简体   繁体   English

将谷歌云存储中的json文件加载到大查询表中

[英]load json files in google cloud storage into big query table

I am trying to do it with client lib using python.我正在尝试使用 python 使用客户端库来完成它。

the problem I am facing is that the TIMESTAMP on the JSON files are on Unix epoch TIMESTAMP format and big query can't detect that:我面临的问题是 JSON 文件上的 TIMESTAMP 是 Unix epoch TIMESTAMP 格式,大查询无法检测到:

according to documentation:根据文档:

在此处输入图片说明

so I wonder what to do?所以我想知道该怎么做?

I thought about changing the JSON format manually before I load it into BigQuery table?我想过在将 JSON 格式加载到 BigQuery 表之前手动更改它吗?

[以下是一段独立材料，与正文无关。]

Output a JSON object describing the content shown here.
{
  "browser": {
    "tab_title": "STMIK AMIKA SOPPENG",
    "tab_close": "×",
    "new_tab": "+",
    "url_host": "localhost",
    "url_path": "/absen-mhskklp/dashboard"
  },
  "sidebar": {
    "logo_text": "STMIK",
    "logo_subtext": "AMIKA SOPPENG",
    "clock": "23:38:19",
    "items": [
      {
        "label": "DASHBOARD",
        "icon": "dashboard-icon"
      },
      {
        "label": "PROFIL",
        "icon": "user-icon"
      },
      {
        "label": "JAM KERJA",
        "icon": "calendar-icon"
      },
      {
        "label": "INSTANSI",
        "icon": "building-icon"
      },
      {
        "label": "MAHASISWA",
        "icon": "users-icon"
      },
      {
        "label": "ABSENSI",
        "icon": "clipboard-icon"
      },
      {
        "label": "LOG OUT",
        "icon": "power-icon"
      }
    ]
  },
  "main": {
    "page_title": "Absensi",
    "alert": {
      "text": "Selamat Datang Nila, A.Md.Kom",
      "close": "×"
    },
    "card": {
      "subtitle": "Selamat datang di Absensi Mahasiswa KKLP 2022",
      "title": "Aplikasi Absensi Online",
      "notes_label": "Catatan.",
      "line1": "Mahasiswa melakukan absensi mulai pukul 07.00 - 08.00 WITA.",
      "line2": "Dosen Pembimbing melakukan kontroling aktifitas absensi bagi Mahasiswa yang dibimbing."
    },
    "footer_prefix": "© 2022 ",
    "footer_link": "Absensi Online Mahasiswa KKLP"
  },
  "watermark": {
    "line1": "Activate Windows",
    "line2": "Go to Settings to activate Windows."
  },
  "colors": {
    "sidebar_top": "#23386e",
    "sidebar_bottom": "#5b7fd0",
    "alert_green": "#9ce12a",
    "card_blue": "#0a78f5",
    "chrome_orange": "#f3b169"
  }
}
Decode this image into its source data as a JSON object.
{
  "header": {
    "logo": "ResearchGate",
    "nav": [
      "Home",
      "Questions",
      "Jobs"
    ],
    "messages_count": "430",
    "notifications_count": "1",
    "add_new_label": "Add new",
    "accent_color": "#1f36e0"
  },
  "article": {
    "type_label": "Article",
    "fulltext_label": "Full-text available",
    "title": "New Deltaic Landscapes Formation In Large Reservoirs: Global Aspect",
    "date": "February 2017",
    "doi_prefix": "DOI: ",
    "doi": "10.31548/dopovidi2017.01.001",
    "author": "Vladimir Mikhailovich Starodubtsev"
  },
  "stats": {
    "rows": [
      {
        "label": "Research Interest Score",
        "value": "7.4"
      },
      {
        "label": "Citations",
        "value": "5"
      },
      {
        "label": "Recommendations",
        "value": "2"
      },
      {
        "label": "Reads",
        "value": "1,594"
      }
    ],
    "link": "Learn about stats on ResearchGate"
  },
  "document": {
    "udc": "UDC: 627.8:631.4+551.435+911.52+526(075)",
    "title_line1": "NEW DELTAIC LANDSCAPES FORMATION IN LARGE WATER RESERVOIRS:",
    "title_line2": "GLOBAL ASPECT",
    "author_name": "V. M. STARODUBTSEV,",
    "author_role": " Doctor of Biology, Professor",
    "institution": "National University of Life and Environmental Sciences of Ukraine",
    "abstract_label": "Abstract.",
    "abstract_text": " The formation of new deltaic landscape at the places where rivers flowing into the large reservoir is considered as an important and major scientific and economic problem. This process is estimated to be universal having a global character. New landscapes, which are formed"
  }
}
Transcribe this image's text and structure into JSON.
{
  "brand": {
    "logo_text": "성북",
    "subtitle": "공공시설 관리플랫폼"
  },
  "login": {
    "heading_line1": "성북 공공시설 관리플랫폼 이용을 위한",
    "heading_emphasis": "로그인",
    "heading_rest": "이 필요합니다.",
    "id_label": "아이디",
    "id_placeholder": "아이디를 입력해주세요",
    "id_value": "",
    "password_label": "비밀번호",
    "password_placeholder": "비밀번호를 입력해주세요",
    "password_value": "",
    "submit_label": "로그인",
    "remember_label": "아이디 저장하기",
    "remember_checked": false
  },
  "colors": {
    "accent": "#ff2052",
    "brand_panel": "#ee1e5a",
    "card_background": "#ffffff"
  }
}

Or maybe looking for an auto conversion from the BigQuery side?或者可能正在寻找 BigQuery 方面的自动转换?

I wondered across the internet and could not find anything useful yet.我在互联网上想知道,但找不到任何有用的东西。

Thanks in advance for any support.在此先感谢您的任何支持。

You have 2 solutions您有 2 个解决方案

  • Either you update the format before the BigQuery integration您要么在 BigQuery 集成之前更新格式
  • Or you update the format after the BigQuery integration或者您在 BigQuery 集成后更新格式

Before

Before means updating your JSON (manually or by script) or to update it by the process that load the JSON into BigQuery (like Dataflow).之前意味着更新您的 JSON(手动或通过脚本)或通过将 JSON 加载到 BigQuery 的过程(如 Dataflow)更新它。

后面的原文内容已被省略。